Bailey also arrives at his false conclusions, on the basis of his use of historic prices. So, he equates the price of labour with the use values received in exchange for it. When output rises, therefore, he assumes the same proportional increase in the quantity of those use values going to labour. So, he says, 

“if the produce were 300 quarters, the 6 men would obtain 225 quarters, and the 75 falling to the capitalist would still command 2 men and no more.” (p 152) 

Of course, the point is that the value of the variable-capital is not determined by the money wages previously paid to the workers (the historic price of labour) but by the quantum of physical use values required for the reproduction of the labour-power, just as the value of the constant capital is not determined by the historic prices paid for it, but by the current reproduction cost, the amount of labour-time/value that must be expended for the replacement, on a like for like basis, of the commodities consumed in the production process. 

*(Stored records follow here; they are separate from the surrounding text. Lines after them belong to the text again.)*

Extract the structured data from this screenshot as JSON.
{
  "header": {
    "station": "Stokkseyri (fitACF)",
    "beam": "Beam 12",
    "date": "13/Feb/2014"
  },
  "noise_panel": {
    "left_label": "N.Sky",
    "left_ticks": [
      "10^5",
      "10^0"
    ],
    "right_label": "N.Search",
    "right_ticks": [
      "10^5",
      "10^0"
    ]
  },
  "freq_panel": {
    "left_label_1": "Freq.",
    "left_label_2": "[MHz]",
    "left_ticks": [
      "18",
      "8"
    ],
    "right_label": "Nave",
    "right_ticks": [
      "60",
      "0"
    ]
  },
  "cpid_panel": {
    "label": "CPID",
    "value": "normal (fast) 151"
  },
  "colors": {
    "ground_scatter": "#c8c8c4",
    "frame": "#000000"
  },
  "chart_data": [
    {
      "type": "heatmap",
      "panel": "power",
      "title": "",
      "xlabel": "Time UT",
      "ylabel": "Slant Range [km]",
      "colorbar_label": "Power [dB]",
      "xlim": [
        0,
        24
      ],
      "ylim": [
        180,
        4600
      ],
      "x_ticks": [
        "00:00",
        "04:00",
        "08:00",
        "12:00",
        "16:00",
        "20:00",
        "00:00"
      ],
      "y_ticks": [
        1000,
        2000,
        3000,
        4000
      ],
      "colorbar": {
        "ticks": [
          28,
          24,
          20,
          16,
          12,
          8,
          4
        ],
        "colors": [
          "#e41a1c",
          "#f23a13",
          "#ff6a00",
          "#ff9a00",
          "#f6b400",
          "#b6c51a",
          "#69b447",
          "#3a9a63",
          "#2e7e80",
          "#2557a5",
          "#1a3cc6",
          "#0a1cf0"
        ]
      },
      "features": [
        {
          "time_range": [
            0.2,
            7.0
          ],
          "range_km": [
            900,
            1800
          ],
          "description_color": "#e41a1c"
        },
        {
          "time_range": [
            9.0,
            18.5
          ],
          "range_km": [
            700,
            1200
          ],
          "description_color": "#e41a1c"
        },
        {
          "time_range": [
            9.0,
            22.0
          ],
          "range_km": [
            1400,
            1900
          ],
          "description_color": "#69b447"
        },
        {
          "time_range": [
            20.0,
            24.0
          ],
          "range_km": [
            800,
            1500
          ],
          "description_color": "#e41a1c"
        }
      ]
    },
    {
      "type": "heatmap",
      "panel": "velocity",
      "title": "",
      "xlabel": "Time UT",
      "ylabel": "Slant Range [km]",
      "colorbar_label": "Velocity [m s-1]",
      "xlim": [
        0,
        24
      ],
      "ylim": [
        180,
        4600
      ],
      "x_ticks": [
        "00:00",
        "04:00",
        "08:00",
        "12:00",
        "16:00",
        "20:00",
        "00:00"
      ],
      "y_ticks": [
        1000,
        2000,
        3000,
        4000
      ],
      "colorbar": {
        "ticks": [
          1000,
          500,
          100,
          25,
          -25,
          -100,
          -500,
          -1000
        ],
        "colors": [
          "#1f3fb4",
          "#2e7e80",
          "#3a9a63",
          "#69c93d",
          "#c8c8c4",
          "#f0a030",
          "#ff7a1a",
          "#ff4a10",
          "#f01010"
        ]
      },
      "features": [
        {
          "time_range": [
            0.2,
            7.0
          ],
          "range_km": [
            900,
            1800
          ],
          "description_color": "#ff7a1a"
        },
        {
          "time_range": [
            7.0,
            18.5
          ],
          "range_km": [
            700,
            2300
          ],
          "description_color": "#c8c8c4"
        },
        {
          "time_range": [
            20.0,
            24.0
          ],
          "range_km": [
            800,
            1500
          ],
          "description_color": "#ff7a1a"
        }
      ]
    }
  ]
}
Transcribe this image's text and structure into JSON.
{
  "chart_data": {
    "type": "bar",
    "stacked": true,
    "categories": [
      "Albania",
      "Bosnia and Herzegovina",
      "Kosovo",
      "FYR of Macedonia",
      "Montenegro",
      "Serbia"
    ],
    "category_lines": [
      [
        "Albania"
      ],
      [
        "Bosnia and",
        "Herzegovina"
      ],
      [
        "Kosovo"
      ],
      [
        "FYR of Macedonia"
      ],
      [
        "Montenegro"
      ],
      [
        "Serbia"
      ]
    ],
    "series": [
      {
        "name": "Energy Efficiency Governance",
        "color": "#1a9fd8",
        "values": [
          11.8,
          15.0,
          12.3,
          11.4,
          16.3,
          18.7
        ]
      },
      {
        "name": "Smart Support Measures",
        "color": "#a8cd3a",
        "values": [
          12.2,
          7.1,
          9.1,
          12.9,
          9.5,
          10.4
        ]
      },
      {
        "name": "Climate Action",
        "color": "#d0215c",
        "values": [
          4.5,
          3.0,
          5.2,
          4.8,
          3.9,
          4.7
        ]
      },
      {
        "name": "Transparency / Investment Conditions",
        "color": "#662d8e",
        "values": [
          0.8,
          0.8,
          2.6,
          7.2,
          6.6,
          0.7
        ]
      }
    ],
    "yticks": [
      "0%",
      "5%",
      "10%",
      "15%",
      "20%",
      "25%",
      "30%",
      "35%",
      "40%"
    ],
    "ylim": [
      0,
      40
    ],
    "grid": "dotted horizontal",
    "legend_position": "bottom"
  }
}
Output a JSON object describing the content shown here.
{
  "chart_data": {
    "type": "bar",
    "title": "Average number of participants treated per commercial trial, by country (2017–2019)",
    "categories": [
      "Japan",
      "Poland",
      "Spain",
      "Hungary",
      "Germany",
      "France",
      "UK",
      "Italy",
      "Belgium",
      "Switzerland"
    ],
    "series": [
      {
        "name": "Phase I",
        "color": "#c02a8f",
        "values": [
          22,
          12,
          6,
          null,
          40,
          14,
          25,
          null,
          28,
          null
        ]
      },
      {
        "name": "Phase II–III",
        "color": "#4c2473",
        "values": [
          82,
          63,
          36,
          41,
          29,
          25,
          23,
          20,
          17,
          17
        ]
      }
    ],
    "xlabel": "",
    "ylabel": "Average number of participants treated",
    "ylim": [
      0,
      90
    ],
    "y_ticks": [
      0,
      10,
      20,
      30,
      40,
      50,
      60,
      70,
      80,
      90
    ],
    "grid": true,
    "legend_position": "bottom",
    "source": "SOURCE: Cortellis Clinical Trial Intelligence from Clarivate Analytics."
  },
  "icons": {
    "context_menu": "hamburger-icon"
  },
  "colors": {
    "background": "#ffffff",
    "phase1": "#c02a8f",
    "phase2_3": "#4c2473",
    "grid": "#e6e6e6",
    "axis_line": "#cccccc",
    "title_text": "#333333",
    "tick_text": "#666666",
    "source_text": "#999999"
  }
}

If productivity rises, so that total output rises, the quantity of use values required to replace the constant and variable-capital forms a smaller proportion of it. The capital value, thereby, falls so that the rate of profit rises. So, in Bailey's example, if output rises from 100 quarters to 300 quarters, that does not change the 75 quarters required to reproduce six workers (assuming they only require corn for their reproduction). It would, in fact, mean that the surplus product rose from 25 quarters to 225 quarters. Bailey's assumption that wages rise to 225 quarters would actually mean that, although their money wages remained constant, their real wage trebled. Even if we assume that, in Bailey's example, the workers require other use values to reproduce their labour-power, which they buy with corn wages, (and that the value of these other use values has not similarly been reduced), their wages would still be reduced proportionately to the quantity of corn that forms a part of their consumption, relative to other use values.